近年、乳がん、子宮体がん、卵巣がんの発生率が高くなっています。子宮体がんの増加は生活スタイルの欧米化、特に食生活が原因とされています。子宮体がんは主に閉経前後の女性に多い病気でしたが、最近では30~40代の増加が目立ちます。卵巣から分泌される女性ホルモン(=エストロゲン)が発症の原因で、症状は不正性器出血が多く、罹患年齢は子宮頸がんより高く、前述したように30代後半から増加します。糖尿病、高血圧、肥満、未産婦(出産経験のない女性)などが発症リスクとして知られています。乳がんとの関連も分かっており、乳がん患者に発症しやすく、逆に子宮体がんの患者は乳がんに罹りやすい傾向があります。乳がんの術後治療に用いられる抗エストロゲン剤「タモキシフェン」の服用によっても子宮体がんのリスクが上昇します。また若年性の子宮体がんにも注意が必要で、若年性の場合は多嚢胞性卵巣(PCO)で長期間無月経である場合に発症することがあります。子宮内膜の肥厚所見のある方、子宮内膜ポリープのある方も検査をお勧めします。

子宮体がん検診とは

[子宮体がん検診を受ける目安]

35歳以下の3〜6か月間の無月経、35歳以降の不正出血、子宮内膜ポリープ、子宮内膜の異常肥厚のある方などです。
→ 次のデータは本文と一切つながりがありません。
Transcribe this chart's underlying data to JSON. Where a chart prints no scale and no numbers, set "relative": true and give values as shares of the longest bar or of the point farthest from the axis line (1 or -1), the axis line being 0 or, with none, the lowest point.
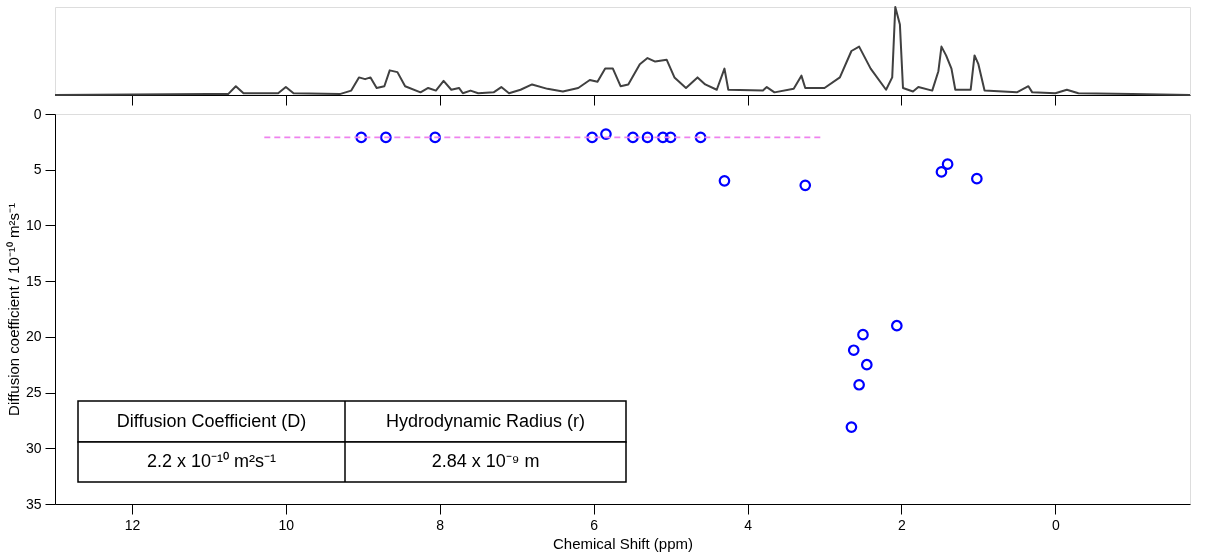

これまでの体がん検診で異常を指摘された方は、指導された次の検診時期にしたがって検診を受けてください。また子宮体がん検診は全ての女性に行う検査ではありませんが、不正出血、一度でも子宮体がん検査で疑陽性が出ている、乳がん患者、タモキシフェンを内服されている方は、最低でも1年に1回の子宮体がん検診が必要です。

[検診の実際]

検査は子宮内に器具を挿入し、子宮内膜の細胞を採取します。細胞を採取するときにある程度の痛みはあるものの、強い痛みはありません。検査後数日は少量の不正出血が見られることがあります。